A legacy system is any outdated hardware or software that's still in active use. Legacy systems are common in large companies with a long history, such as financial institutions.
Legacy systems can be expensive in terms of support and operating costs. Integration is often a challenge, which can impact overall performance. Outdated systems may also pose a security risk.
What are the Telltale Signs of a Legacy System?
"Legacy system" is something of a subjective term. Some users might ignore an available upgrade for a good reason, like when the new version is missing one or more essential features.
However, there are various definitive signs that hardware or software is a legacy system, such as these:
No active support: The vendor has stopped providing support, so they no longer release regular updates and security patches. For instance, Microsoft ended support for Windows 7 in 2020, so there will be no new versions of this operating system.
Few skilled professionals: Companies often find it hard to hire someone who understands their legacy systems. For example, college courses generally do not teach the 60-year-old programming language COBOL, but the banking sector still widely uses it. The banks then struggle to find COBOL developers who can assist with their code.
Poor interoperability: Most organizations will need to integrate their various systems with each other. This task is simple with modern cloud software. Older, on-premise software, however, may depend on manual file export and import processes.
Lack of features: Legacy systems don't receive updates, so they won't have any recent features. For example, an older Customer Relationship Management system might not offer modern tools, like sentiment analysis powered by machine learning.
Because legacy systems are no longer evolving, they become increasingly troublesome as time goes on.
Problems Associated with Legacy Systems
Companies may choose to stick with legacy systems for a number of reasons. Frequently, it's a matter of cost — migrating to a new system can be a complex and expensive process.
However, legacy systems are often more trouble than they're worth. Their poor performance can have a knock-on effect across the entire network and pose a threat to data quality.
Problems associated with legacy systems include:
Poor security: Legacy systems don't receive security patches, which leaves them permanently exposed. Hackers are constantly looking for vulnerabilities in legacy systems because they know these systems are weaker than systems that receive regular patches.
Data loss: A legacy system may not integrate easily with other systems on the network. This often means that the data team has to rely on manual processes to extract data from the system. It's a suboptimal approach with a high risk of data loss.

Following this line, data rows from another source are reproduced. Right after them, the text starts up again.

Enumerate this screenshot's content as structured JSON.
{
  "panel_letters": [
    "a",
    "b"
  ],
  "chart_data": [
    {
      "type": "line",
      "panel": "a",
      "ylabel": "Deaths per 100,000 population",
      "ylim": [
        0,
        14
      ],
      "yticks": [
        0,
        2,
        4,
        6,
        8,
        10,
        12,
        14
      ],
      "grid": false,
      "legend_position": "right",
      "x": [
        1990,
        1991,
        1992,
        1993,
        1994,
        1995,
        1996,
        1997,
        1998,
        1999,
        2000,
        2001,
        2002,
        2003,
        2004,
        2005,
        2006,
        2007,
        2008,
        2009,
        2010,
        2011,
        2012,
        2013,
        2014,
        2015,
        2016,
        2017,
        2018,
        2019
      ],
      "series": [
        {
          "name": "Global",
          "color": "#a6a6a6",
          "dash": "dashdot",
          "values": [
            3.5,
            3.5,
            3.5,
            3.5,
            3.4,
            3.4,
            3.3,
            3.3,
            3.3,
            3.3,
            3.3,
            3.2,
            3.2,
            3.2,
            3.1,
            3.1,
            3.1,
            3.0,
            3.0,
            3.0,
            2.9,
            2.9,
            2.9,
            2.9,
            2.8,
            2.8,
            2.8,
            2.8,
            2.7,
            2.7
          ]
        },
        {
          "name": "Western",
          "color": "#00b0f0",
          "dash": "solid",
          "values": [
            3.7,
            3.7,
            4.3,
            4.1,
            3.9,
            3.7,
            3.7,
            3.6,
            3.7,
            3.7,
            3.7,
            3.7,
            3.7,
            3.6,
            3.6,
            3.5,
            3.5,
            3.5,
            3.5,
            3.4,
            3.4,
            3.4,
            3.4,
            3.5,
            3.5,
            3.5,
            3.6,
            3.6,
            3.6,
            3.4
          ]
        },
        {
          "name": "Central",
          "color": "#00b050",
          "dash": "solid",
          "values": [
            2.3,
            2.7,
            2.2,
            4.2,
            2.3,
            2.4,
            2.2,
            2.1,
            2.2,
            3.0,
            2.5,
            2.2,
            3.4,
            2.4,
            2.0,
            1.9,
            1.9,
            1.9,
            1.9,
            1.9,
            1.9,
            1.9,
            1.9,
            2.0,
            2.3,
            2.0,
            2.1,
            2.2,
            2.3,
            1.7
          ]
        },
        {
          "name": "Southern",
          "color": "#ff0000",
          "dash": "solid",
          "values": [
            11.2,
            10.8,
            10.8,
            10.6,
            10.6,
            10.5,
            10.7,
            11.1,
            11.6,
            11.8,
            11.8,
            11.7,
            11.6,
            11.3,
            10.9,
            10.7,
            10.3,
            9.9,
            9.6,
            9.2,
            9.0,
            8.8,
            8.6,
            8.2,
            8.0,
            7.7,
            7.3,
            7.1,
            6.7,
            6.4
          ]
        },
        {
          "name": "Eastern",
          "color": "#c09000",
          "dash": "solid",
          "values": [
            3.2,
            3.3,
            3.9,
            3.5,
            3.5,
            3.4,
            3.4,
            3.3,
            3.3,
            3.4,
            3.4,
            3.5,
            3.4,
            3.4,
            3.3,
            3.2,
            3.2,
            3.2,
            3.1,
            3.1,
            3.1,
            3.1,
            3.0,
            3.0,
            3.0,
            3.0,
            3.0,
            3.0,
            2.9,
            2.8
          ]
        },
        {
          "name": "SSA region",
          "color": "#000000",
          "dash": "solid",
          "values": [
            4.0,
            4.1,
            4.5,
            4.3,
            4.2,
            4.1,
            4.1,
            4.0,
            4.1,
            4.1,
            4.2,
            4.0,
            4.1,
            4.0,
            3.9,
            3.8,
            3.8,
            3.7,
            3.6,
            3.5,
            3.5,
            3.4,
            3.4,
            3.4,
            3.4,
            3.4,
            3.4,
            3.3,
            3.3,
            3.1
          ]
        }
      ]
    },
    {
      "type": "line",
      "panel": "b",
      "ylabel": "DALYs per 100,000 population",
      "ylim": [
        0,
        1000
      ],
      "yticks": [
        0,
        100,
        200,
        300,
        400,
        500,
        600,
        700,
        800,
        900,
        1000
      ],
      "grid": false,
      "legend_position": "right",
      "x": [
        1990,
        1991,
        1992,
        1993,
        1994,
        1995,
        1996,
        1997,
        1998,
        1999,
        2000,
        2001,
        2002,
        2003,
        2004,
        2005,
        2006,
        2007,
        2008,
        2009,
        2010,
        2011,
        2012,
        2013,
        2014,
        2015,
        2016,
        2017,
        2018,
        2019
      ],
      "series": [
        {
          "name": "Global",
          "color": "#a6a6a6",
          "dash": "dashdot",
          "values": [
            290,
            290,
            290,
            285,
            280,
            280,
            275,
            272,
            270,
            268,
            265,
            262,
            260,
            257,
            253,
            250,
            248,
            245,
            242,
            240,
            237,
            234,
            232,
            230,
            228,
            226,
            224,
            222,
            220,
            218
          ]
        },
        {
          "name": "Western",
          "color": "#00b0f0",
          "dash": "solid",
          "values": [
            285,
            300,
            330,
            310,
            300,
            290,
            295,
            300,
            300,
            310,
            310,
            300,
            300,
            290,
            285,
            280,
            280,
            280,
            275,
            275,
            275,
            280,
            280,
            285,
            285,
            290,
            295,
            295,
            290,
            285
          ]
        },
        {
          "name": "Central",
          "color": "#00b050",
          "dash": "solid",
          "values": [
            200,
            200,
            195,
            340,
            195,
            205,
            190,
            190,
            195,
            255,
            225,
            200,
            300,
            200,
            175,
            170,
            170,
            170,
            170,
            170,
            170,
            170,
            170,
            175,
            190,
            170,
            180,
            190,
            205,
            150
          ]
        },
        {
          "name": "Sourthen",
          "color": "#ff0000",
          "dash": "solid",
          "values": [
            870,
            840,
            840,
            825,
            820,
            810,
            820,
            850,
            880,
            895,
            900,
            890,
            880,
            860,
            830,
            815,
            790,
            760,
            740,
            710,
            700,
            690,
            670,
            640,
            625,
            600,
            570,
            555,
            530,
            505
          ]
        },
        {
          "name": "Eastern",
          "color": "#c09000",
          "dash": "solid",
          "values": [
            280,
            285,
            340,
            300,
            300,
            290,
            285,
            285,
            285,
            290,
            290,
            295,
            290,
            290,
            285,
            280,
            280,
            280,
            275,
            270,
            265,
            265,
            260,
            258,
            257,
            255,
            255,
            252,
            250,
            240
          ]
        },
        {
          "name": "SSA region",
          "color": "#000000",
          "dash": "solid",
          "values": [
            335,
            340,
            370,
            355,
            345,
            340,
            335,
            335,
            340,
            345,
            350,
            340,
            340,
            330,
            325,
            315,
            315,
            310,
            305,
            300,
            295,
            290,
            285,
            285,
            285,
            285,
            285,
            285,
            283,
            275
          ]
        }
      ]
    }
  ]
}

Bad user experience: User experience design is a rapidly growing area of computer science. Designers are getting better at providing friendly, feature-rich services to users. When companies rely on older interfaces, it can be a slow and frustrating experience for staff.
Legacy training: New users are less likely to have experience with a legacy system, especially if they're new to the workforce. That creates additional overhead, as the company has to train each user to work with older systems. Sometimes, this might be an entirely new paradigm for the user, such as when a system relies on command line prompts.

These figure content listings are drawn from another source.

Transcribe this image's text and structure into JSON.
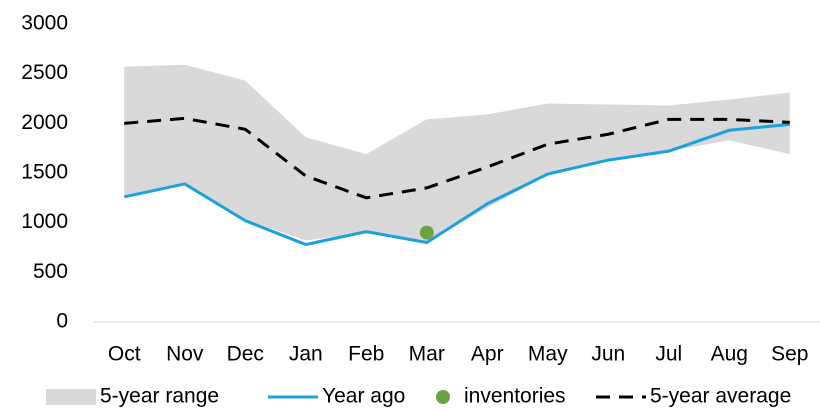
{
  "chart_data": {
    "type": "line",
    "categories": [
      "Oct",
      "Nov",
      "Dec",
      "Jan",
      "Feb",
      "Mar",
      "Apr",
      "May",
      "Jun",
      "Jul",
      "Aug",
      "Sep"
    ],
    "series": [
      {
        "name": "5-year range",
        "type": "range",
        "color": "#d9d9d9",
        "low": [
          1270,
          1390,
          1030,
          820,
          900,
          800,
          1150,
          1480,
          1640,
          1720,
          1830,
          1690
        ],
        "high": [
          2570,
          2590,
          2430,
          1860,
          1690,
          2040,
          2090,
          2200,
          2190,
          2180,
          2240,
          2310
        ]
      },
      {
        "name": "Year ago",
        "type": "line",
        "color": "#1ba1dc",
        "values": [
          1260,
          1390,
          1020,
          780,
          910,
          800,
          1190,
          1490,
          1630,
          1720,
          1930,
          1990
        ]
      },
      {
        "name": "inventories",
        "type": "scatter",
        "color": "#6aa341",
        "values": [
          null,
          null,
          null,
          null,
          null,
          900,
          null,
          null,
          null,
          null,
          null,
          null
        ]
      },
      {
        "name": "5-year average",
        "type": "line",
        "color": "#000000",
        "dashed": true,
        "values": [
          2000,
          2050,
          1940,
          1470,
          1250,
          1350,
          1560,
          1790,
          1890,
          2040,
          2040,
          2010
        ]
      }
    ],
    "ylim": [
      0,
      3000
    ],
    "yticks": [
      0,
      500,
      1000,
      1500,
      2000,
      2500,
      3000
    ],
    "grid": false,
    "legend": "bottom"
  }
}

Compliance issues: Many older systems cannot handle modern compliance requirements. Laws such as GDPR and CCPA have a major impact on how companies handle Personally Identifiable Information (PII). Without the right tools, companies might struggle to meet the legal requirements for data management.

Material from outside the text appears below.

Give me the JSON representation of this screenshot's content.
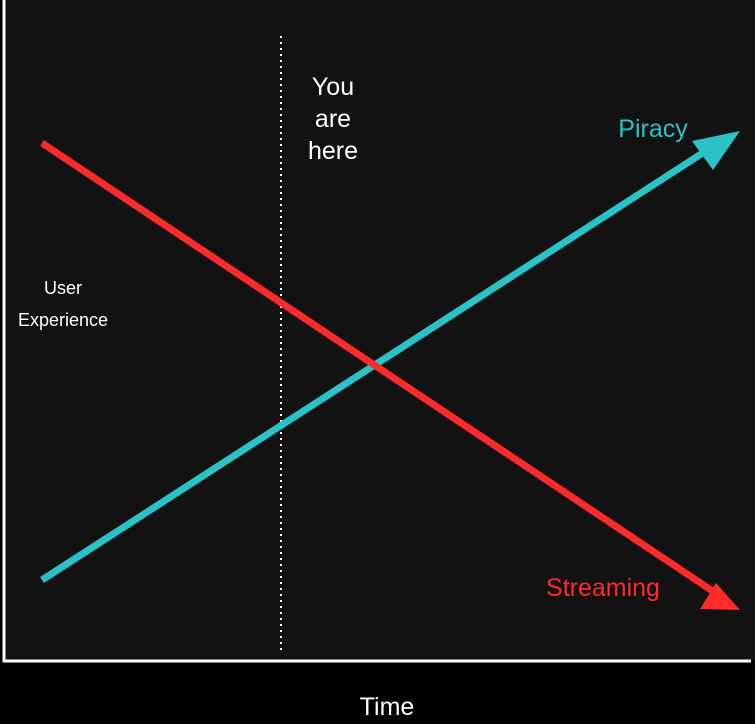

All these issues can drive up costs by a substantial margin. An objective cost analysis will often show that upgrading is more cost efficient in the long run than staying with the legacy system.
How to Move on from a Legacy System
System migration can be a complex challenge, especially if the legacy system is in everyday use. As with most change projects, it's typically a matter of good planning. The migration process usually goes like this:
1. Establish the new system. The organization will set up the new system so that it's ready to use. The data manager may run a small pilot scheme to confirm that the new system works and offers the same functionality as the old system.
2. Extract the existing data. The migration team will do this using the legacy system's export tools. This will create a file of raw data that's not yet compatible with the new system.
3. Apply data transformations. The team will then perform a sequence of data transformations. This may include:
- Data cleansing to remove any corrupt or duplicate values.
- Data validation to ensure that all values are logically consistent, like checking that all phone numbers contain ten digits.
- Data mapping transpose the data from the old schema to a new schema that's compatible with the more modern system.
- Data enrichment to merge the raw data with other relevant data, which helps to create more detailed records.
4. Load data into the new system. The team will then perform a data import to bring all the legacy data into the new system. Systems users will still have access to the records that previously lived on the legacy system.
5. Switch off and roll out. Finally, the team will take the legacy system offline. Users will move fully to the new system. This helps to avoid a situation in which some users are still creating fresh data on the legacy system, which may lead to inconsistency and redundancy.
This kind of migration is easier when there's a reliable data transfer platform between the two systems, such as an Extract Transform Load (ETL).